The report says NewsOnAir.org was registered in Tehran and likely hosted by an Iranian provider. The Persian word "Parastoo" (پرستو; meaning swallow) was used as a password for malware associated with the group, which appeared to work during business hours in Tehran as they took Thursday and Friday off. iSIGHT Partners could not confirm whether the hackers had ties to the Iranian government.

== Analysis ==
According to Al Jazeera, Chinese army's cyber unit carried out scores of similar phishing schemes.

Morgan Marquis-Boire, a researcher at the University of Toronto stated that the campaign "appeared to be the work of the same actors performing malware attacks on Iranian dissidents and journalists for at least two years".

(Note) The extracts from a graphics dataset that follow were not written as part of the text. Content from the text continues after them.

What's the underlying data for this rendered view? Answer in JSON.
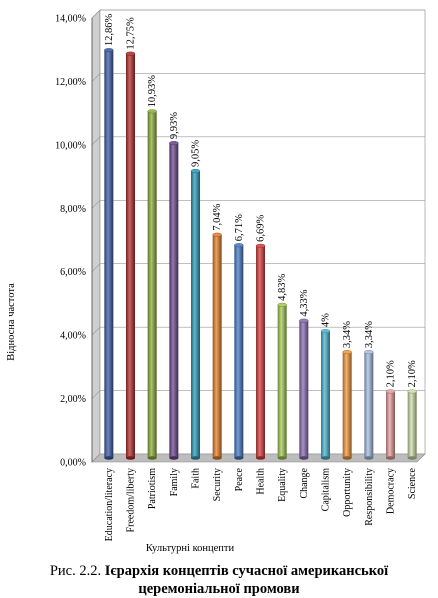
{
  "chart_data": {
    "type": "bar",
    "title": "",
    "xlabel": "Культурні концепти",
    "ylabel": "Відносна частота",
    "ylim": [
      0,
      14
    ],
    "yticks": [
      "0,00%",
      "2,00%",
      "4,00%",
      "6,00%",
      "8,00%",
      "10,00%",
      "12,00%",
      "14,00%"
    ],
    "ytick_values": [
      0,
      2,
      4,
      6,
      8,
      10,
      12,
      14
    ],
    "grid": true,
    "legend": "none",
    "categories": [
      "Education/literacy",
      "Freedom/liberty",
      "Patriotism",
      "Family",
      "Faith",
      "Security",
      "Peace",
      "Health",
      "Equality",
      "Change",
      "Capitalism",
      "Opportunity",
      "Responsibility",
      "Democracy",
      "Science"
    ],
    "values": [
      12.86,
      12.75,
      10.93,
      9.93,
      9.05,
      7.04,
      6.71,
      6.69,
      4.83,
      4.33,
      4,
      3.34,
      3.34,
      2.1,
      2.1
    ],
    "data_labels": [
      "12,86%",
      "12,75%",
      "10,93%",
      "9,93%",
      "9,05%",
      "7,04%",
      "6,71%",
      "6,69%",
      "4,83%",
      "4,33%",
      "4%",
      "3,34%",
      "3,34%",
      "2,10%",
      "2,10%"
    ],
    "colors": [
      "#3e5fa8",
      "#b7302d",
      "#8fb03c",
      "#6f4b92",
      "#2e9fba",
      "#e8812a",
      "#4a7cc8",
      "#d94040",
      "#a6cc55",
      "#8a6db4",
      "#4cb5d1",
      "#f39a3c",
      "#a9bfe3",
      "#e8a0a0",
      "#cfe0a8"
    ]
  },
  "caption": {
    "prefix": "Рис. 2.2.",
    "bold_line1": "Ієрархія концептів сучасної американської",
    "bold_line2": "церемоніальної промови"
  }
}
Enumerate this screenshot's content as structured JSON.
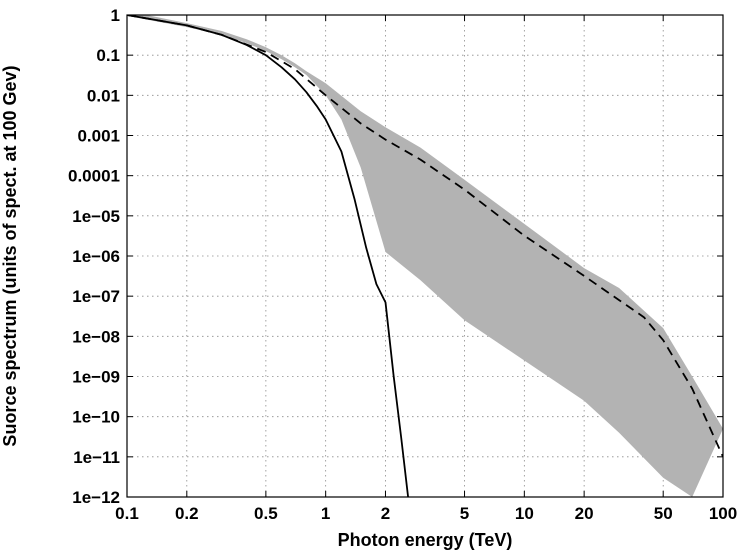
{
  "chart_data": {
    "type": "line",
    "title": "",
    "xlabel": "Photon energy (TeV)",
    "ylabel": "Suorce spectrum (units of spect. at 100 Gev)",
    "x_scale": "log",
    "y_scale": "log",
    "xlim": [
      0.1,
      100
    ],
    "ylim": [
      1e-12,
      1
    ],
    "grid": true,
    "legend": "none",
    "x_ticks": [
      {
        "value": 0.1,
        "label": "0.1"
      },
      {
        "value": 0.2,
        "label": "0.2"
      },
      {
        "value": 0.5,
        "label": "0.5"
      },
      {
        "value": 1,
        "label": "1"
      },
      {
        "value": 2,
        "label": "2"
      },
      {
        "value": 5,
        "label": "5"
      },
      {
        "value": 10,
        "label": "10"
      },
      {
        "value": 20,
        "label": "20"
      },
      {
        "value": 50,
        "label": "50"
      },
      {
        "value": 100,
        "label": "100"
      }
    ],
    "y_ticks": [
      {
        "value": 1,
        "label": "1"
      },
      {
        "value": 0.1,
        "label": "0.1"
      },
      {
        "value": 0.01,
        "label": "0.01"
      },
      {
        "value": 0.001,
        "label": "0.001"
      },
      {
        "value": 0.0001,
        "label": "0.0001"
      },
      {
        "value": 1e-05,
        "label": "1e−05"
      },
      {
        "value": 1e-06,
        "label": "1e−06"
      },
      {
        "value": 1e-07,
        "label": "1e−07"
      },
      {
        "value": 1e-08,
        "label": "1e−08"
      },
      {
        "value": 1e-09,
        "label": "1e−09"
      },
      {
        "value": 1e-10,
        "label": "1e−10"
      },
      {
        "value": 1e-11,
        "label": "1e−11"
      },
      {
        "value": 1e-12,
        "label": "1e−12"
      }
    ],
    "band": {
      "color": "#b3b3b3",
      "upper": [
        {
          "x": 0.1,
          "y": 1.25
        },
        {
          "x": 0.2,
          "y": 0.63
        },
        {
          "x": 0.3,
          "y": 0.4
        },
        {
          "x": 0.4,
          "y": 0.25
        },
        {
          "x": 0.5,
          "y": 0.158
        },
        {
          "x": 0.6,
          "y": 0.1
        },
        {
          "x": 0.7,
          "y": 0.063
        },
        {
          "x": 0.8,
          "y": 0.04
        },
        {
          "x": 1,
          "y": 0.02
        },
        {
          "x": 1.5,
          "y": 0.004
        },
        {
          "x": 2,
          "y": 0.0016
        },
        {
          "x": 3,
          "y": 0.0005
        },
        {
          "x": 5,
          "y": 7.9e-05
        },
        {
          "x": 10,
          "y": 6.3e-06
        },
        {
          "x": 20,
          "y": 5e-07
        },
        {
          "x": 30,
          "y": 1.6e-07
        },
        {
          "x": 50,
          "y": 1.6e-08
        },
        {
          "x": 70,
          "y": 1e-09
        },
        {
          "x": 100,
          "y": 5e-11
        }
      ],
      "lower": [
        {
          "x": 0.1,
          "y": 0.95
        },
        {
          "x": 0.2,
          "y": 0.5
        },
        {
          "x": 0.3,
          "y": 0.32
        },
        {
          "x": 0.4,
          "y": 0.2
        },
        {
          "x": 0.5,
          "y": 0.126
        },
        {
          "x": 0.6,
          "y": 0.079
        },
        {
          "x": 0.7,
          "y": 0.05
        },
        {
          "x": 0.8,
          "y": 0.032
        },
        {
          "x": 1,
          "y": 0.01
        },
        {
          "x": 1.2,
          "y": 0.0025
        },
        {
          "x": 1.5,
          "y": 0.00016
        },
        {
          "x": 2,
          "y": 1.26e-06
        },
        {
          "x": 3,
          "y": 2.5e-07
        },
        {
          "x": 5,
          "y": 2.5e-08
        },
        {
          "x": 10,
          "y": 2.5e-09
        },
        {
          "x": 20,
          "y": 2.5e-10
        },
        {
          "x": 30,
          "y": 4e-11
        },
        {
          "x": 50,
          "y": 3e-12
        },
        {
          "x": 70,
          "y": 1e-12
        }
      ]
    },
    "series": [
      {
        "style": "solid",
        "color": "#000000",
        "points": [
          {
            "x": 0.1,
            "y": 1
          },
          {
            "x": 0.2,
            "y": 0.55
          },
          {
            "x": 0.3,
            "y": 0.32
          },
          {
            "x": 0.4,
            "y": 0.18
          },
          {
            "x": 0.5,
            "y": 0.1
          },
          {
            "x": 0.6,
            "y": 0.05
          },
          {
            "x": 0.7,
            "y": 0.025
          },
          {
            "x": 0.8,
            "y": 0.012
          },
          {
            "x": 0.9,
            "y": 0.0055
          },
          {
            "x": 1,
            "y": 0.0025
          },
          {
            "x": 1.2,
            "y": 0.0004
          },
          {
            "x": 1.4,
            "y": 2.5e-05
          },
          {
            "x": 1.6,
            "y": 1.6e-06
          },
          {
            "x": 1.8,
            "y": 2e-07
          },
          {
            "x": 2,
            "y": 7e-08
          },
          {
            "x": 2.2,
            "y": 1e-09
          },
          {
            "x": 2.4,
            "y": 3e-11
          },
          {
            "x": 2.6,
            "y": 1e-12
          }
        ]
      },
      {
        "style": "dashed",
        "color": "#000000",
        "points": [
          {
            "x": 0.1,
            "y": 1
          },
          {
            "x": 0.2,
            "y": 0.55
          },
          {
            "x": 0.3,
            "y": 0.32
          },
          {
            "x": 0.5,
            "y": 0.12
          },
          {
            "x": 0.7,
            "y": 0.045
          },
          {
            "x": 1,
            "y": 0.01
          },
          {
            "x": 1.5,
            "y": 0.002
          },
          {
            "x": 2,
            "y": 0.00079
          },
          {
            "x": 3,
            "y": 0.000251
          },
          {
            "x": 5,
            "y": 4.5e-05
          },
          {
            "x": 10,
            "y": 3.2e-06
          },
          {
            "x": 20,
            "y": 3.2e-07
          },
          {
            "x": 30,
            "y": 8e-08
          },
          {
            "x": 40,
            "y": 3e-08
          },
          {
            "x": 50,
            "y": 8e-09
          },
          {
            "x": 70,
            "y": 5e-10
          },
          {
            "x": 100,
            "y": 1e-11
          }
        ]
      }
    ]
  }
}
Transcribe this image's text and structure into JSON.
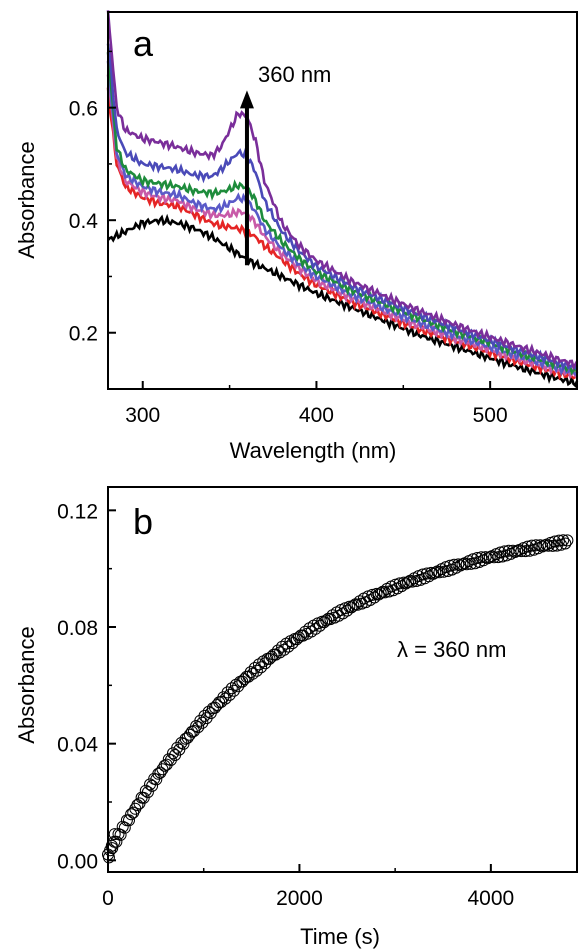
{
  "chart_data": [
    {
      "panel": "a",
      "type": "line",
      "xlabel": "Wavelength (nm)",
      "ylabel": "Absorbance",
      "xlim": [
        280,
        550
      ],
      "ylim": [
        0.1,
        0.77
      ],
      "xticks": [
        300,
        400,
        500
      ],
      "xtick_labels": [
        "300",
        "400",
        "500"
      ],
      "yticks": [
        0.2,
        0.4,
        0.6
      ],
      "ytick_labels": [
        "0.2",
        "0.4",
        "0.6"
      ],
      "annotation": {
        "text": "360 nm",
        "arrow_x": 360,
        "arrow_from": 0.32,
        "arrow_to": 0.62
      },
      "x": [
        280,
        285,
        290,
        300,
        310,
        320,
        330,
        340,
        345,
        350,
        355,
        360,
        365,
        370,
        380,
        390,
        400,
        420,
        440,
        460,
        480,
        500,
        520,
        540,
        550
      ],
      "series": [
        {
          "color": "#000000",
          "values": [
            0.365,
            0.372,
            0.38,
            0.395,
            0.4,
            0.395,
            0.385,
            0.37,
            0.36,
            0.35,
            0.34,
            0.33,
            0.322,
            0.315,
            0.3,
            0.285,
            0.27,
            0.245,
            0.22,
            0.195,
            0.175,
            0.155,
            0.135,
            0.118,
            0.11
          ]
        },
        {
          "color": "#e52525",
          "values": [
            0.63,
            0.5,
            0.46,
            0.44,
            0.43,
            0.425,
            0.41,
            0.395,
            0.39,
            0.388,
            0.385,
            0.38,
            0.37,
            0.355,
            0.33,
            0.305,
            0.285,
            0.255,
            0.23,
            0.205,
            0.185,
            0.165,
            0.145,
            0.128,
            0.12
          ]
        },
        {
          "color": "#c85aa8",
          "values": [
            0.66,
            0.51,
            0.47,
            0.45,
            0.44,
            0.435,
            0.42,
            0.41,
            0.408,
            0.41,
            0.415,
            0.412,
            0.395,
            0.372,
            0.34,
            0.315,
            0.292,
            0.262,
            0.236,
            0.211,
            0.19,
            0.17,
            0.15,
            0.133,
            0.125
          ]
        },
        {
          "color": "#5a5ac8",
          "values": [
            0.68,
            0.52,
            0.48,
            0.46,
            0.45,
            0.445,
            0.43,
            0.42,
            0.422,
            0.43,
            0.44,
            0.435,
            0.415,
            0.385,
            0.35,
            0.322,
            0.3,
            0.268,
            0.242,
            0.217,
            0.195,
            0.175,
            0.155,
            0.137,
            0.128
          ]
        },
        {
          "color": "#1e8c3c",
          "values": [
            0.7,
            0.53,
            0.49,
            0.47,
            0.465,
            0.46,
            0.452,
            0.448,
            0.45,
            0.455,
            0.462,
            0.458,
            0.435,
            0.4,
            0.362,
            0.332,
            0.308,
            0.276,
            0.25,
            0.225,
            0.202,
            0.182,
            0.16,
            0.142,
            0.132
          ]
        },
        {
          "color": "#4a4ab8",
          "values": [
            0.72,
            0.56,
            0.52,
            0.5,
            0.495,
            0.49,
            0.48,
            0.478,
            0.49,
            0.505,
            0.52,
            0.515,
            0.485,
            0.435,
            0.38,
            0.345,
            0.318,
            0.283,
            0.256,
            0.231,
            0.208,
            0.186,
            0.165,
            0.146,
            0.137
          ]
        },
        {
          "color": "#7a2e9a",
          "values": [
            0.77,
            0.6,
            0.56,
            0.545,
            0.538,
            0.53,
            0.52,
            0.515,
            0.53,
            0.56,
            0.59,
            0.585,
            0.54,
            0.47,
            0.395,
            0.355,
            0.328,
            0.292,
            0.264,
            0.238,
            0.214,
            0.192,
            0.172,
            0.152,
            0.143
          ]
        }
      ]
    },
    {
      "panel": "b",
      "type": "scatter",
      "xlabel": "Time (s)",
      "ylabel": "Absorbance",
      "xlim": [
        0,
        4900
      ],
      "ylim": [
        -0.004,
        0.128
      ],
      "xticks": [
        0,
        2000,
        4000
      ],
      "xtick_labels": [
        "0",
        "2000",
        "4000"
      ],
      "yticks": [
        0.0,
        0.04,
        0.08,
        0.12
      ],
      "ytick_labels": [
        "0.00",
        "0.04",
        "0.08",
        "0.12"
      ],
      "annotation": {
        "text": "λ = 360 nm"
      },
      "fit": {
        "model": "a*(1-exp(-t/tau))+c",
        "a": 0.118,
        "tau": 2000,
        "c": 0.002,
        "t_start": 0,
        "t_end": 4800,
        "n_points": 220
      }
    }
  ]
}
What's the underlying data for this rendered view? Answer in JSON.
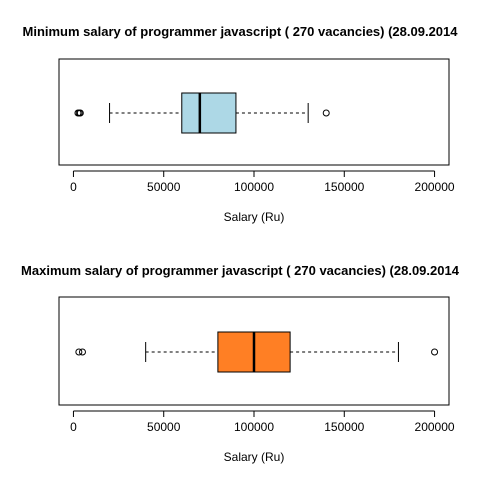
{
  "chart_data": [
    {
      "type": "boxplot",
      "title": "Minimum salary of programmer  javascript ( 270  vacancies)  (28.09.2014",
      "xlabel": "Salary (Ru)",
      "xlim": [
        -8000,
        208000
      ],
      "ticks": [
        0,
        50000,
        100000,
        150000,
        200000
      ],
      "tick_labels": [
        "0",
        "50000",
        "100000",
        "150000",
        "200000"
      ],
      "box_color": "#add8e6",
      "stats": {
        "whisker_low": 20000,
        "q1": 60000,
        "median": 70000,
        "q3": 90000,
        "whisker_high": 130000
      },
      "outliers": [
        2500,
        3200,
        3800,
        140000
      ]
    },
    {
      "type": "boxplot",
      "title": "Maximum salary of programmer  javascript ( 270  vacancies)  (28.09.2014",
      "xlabel": "Salary (Ru)",
      "xlim": [
        -8000,
        208000
      ],
      "ticks": [
        0,
        50000,
        100000,
        150000,
        200000
      ],
      "tick_labels": [
        "0",
        "50000",
        "100000",
        "150000",
        "200000"
      ],
      "box_color": "#ff7f24",
      "stats": {
        "whisker_low": 40000,
        "q1": 80000,
        "median": 100000,
        "q3": 120000,
        "whisker_high": 180000
      },
      "outliers": [
        3000,
        5000,
        200000
      ]
    }
  ]
}
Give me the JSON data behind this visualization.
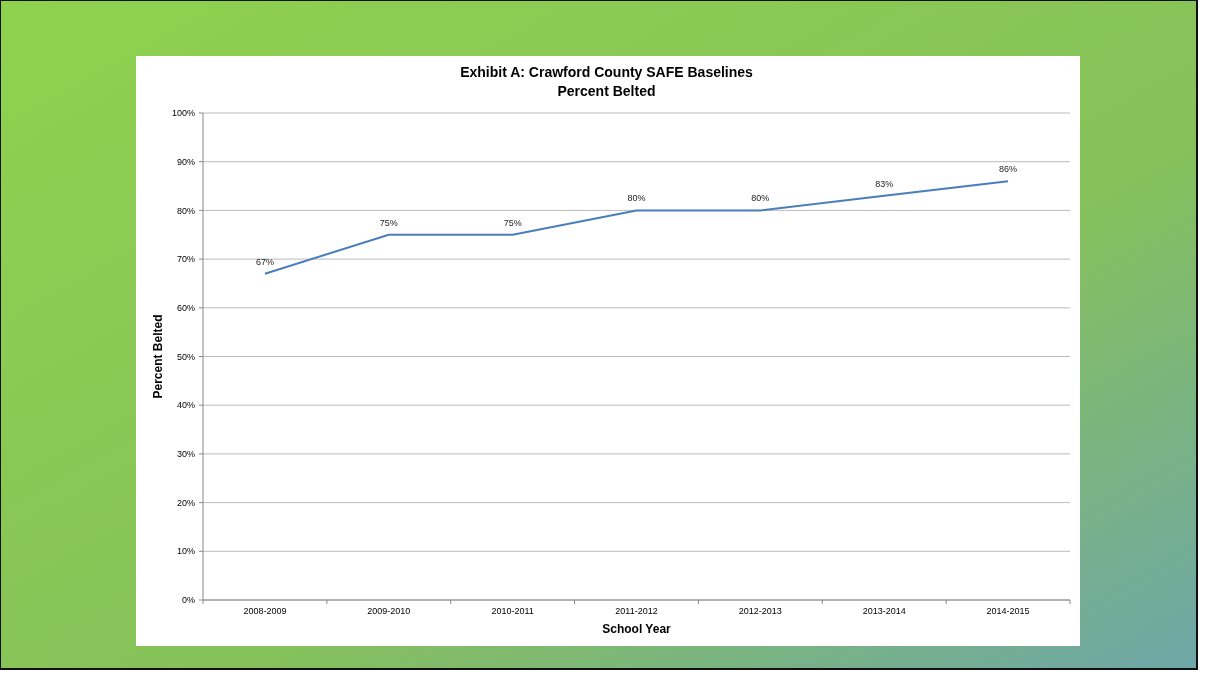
{
  "chart_data": {
    "type": "line",
    "title": "Exhibit A:  Crawford County SAFE Baselines",
    "subtitle": "Percent Belted",
    "xlabel": "School Year",
    "ylabel": "Percent Belted",
    "categories": [
      "2008-2009",
      "2009-2010",
      "2010-2011",
      "2011-2012",
      "2012-2013",
      "2013-2014",
      "2014-2015"
    ],
    "series": [
      {
        "color": "#4a7ebb",
        "values": [
          67,
          75,
          75,
          80,
          80,
          83,
          86
        ],
        "value_labels": [
          "67%",
          "75%",
          "75%",
          "80%",
          "80%",
          "83%",
          "86%"
        ]
      }
    ],
    "ylim": [
      0,
      100
    ],
    "yticks": [
      {
        "value": 0,
        "label": "0%"
      },
      {
        "value": 10,
        "label": "10%"
      },
      {
        "value": 20,
        "label": "20%"
      },
      {
        "value": 30,
        "label": "30%"
      },
      {
        "value": 40,
        "label": "40%"
      },
      {
        "value": 50,
        "label": "50%"
      },
      {
        "value": 60,
        "label": "60%"
      },
      {
        "value": 70,
        "label": "70%"
      },
      {
        "value": 80,
        "label": "80%"
      },
      {
        "value": 90,
        "label": "90%"
      },
      {
        "value": 100,
        "label": "100%"
      }
    ],
    "grid": "y",
    "marker": "none",
    "line_style": "solid"
  }
}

Franz-Stefan Gady, a senior fellow at the EastWest Institute and a founding member of the Worldwide Cybersecurity Initiative, stated that “They’re not doing this for a quick buck, to extrapolate data and extort an organization. They’re in it for the long haul. Sophisticated human engineering has been the preferred method of state actors”.

== Reactions ==
- Facebook spokesman said the company discovered the hacking group while investigating suspicious friend requests and removed all of the fake profiles.
- LinkedIn spokesman said they are investigating the report, though none of the 14 fake profiles uncovered were currently active.
- Twitter declined to comment.
- Federal Bureau of Investigation told Al Jazeera "it was aware of the report but that it had no comment".